In firing its Chief Executive, Antony Jenkins and appointing Chairman John McFarlane as acting Chief Executive, Barclays Bank are flouting this key principle of the code by having one man in charge of both the board and the business.
Mr McFarlane, who took over the day-to-day running of Barclays on July 17, said there had been some “rumblings and concerns” from non-executive directors over the past few weeks and the decision was taken at a board meeting last night with the announcement made this morning (08/07/2015).
Antony Jenkins leaves the bank with 12 months’ notice and will receive his current annual salary of £1.1 million, £950,000 in role-based pay and a pension of £363,000 a year.
Sir Michael Rake, Barclay’s senior non-executive director (SID), said: “I reflected long and hard on the issue of Group leadership and discussed this with each of the Non-Executive Directors.

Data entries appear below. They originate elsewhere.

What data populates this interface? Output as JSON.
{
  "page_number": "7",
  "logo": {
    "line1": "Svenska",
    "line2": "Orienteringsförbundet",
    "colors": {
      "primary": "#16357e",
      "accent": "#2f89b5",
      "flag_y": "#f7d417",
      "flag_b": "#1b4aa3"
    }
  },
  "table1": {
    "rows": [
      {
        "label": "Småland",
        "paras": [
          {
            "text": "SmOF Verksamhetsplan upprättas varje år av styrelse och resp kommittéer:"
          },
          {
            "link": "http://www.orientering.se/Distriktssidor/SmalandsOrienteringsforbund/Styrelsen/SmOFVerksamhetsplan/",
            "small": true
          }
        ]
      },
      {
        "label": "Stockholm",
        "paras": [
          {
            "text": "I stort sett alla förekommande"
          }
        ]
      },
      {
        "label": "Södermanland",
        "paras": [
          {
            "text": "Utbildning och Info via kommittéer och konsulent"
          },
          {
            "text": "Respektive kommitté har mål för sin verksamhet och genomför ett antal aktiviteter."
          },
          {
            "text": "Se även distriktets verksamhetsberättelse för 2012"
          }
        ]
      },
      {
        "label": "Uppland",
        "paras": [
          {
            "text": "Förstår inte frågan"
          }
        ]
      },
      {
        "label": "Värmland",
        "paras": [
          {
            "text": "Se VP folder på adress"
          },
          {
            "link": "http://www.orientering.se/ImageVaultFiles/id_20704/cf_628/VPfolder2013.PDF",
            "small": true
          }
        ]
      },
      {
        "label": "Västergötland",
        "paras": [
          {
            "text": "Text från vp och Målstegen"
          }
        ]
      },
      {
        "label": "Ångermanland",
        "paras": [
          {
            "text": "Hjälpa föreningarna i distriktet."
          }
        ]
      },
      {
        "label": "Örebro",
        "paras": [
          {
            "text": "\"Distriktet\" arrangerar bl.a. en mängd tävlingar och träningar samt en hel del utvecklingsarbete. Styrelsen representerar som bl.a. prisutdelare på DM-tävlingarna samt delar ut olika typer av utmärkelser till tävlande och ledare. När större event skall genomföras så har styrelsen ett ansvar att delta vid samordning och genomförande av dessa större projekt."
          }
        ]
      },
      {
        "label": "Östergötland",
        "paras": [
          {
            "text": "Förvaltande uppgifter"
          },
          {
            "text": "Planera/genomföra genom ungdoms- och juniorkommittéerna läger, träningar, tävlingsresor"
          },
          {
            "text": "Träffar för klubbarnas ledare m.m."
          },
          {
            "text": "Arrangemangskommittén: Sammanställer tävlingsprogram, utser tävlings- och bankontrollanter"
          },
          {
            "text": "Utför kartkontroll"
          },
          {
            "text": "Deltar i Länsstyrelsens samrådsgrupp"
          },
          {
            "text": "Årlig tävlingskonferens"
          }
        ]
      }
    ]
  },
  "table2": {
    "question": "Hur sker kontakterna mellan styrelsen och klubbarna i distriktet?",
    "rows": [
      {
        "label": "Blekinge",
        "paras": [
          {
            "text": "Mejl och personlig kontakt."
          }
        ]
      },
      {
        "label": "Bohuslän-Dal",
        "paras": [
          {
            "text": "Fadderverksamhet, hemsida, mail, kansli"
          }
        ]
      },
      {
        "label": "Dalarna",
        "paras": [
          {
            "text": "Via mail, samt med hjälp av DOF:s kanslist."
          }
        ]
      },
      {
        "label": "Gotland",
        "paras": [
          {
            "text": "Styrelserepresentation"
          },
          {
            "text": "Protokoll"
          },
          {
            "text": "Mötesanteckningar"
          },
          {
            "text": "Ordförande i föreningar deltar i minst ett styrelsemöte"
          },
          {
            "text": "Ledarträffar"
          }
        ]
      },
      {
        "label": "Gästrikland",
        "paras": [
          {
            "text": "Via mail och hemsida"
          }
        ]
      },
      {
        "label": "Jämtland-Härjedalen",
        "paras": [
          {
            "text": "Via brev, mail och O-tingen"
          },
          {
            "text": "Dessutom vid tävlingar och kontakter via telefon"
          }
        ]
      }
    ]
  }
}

Notwithstanding Antony’s significant achievements, it became clear to all of us that a new set of skills were required for the period ahead.”
The board does not have a clear timetable for recruiting a new Chief Executive and would seem to be in no hurry to fill the role. It will be interesting to see what pressure is exerted by the Financial Reporting Council, the guardians of UK Corporate Governance, on the Barclays board to encourage them to resolve this unsatisfactory situation in a timely manner.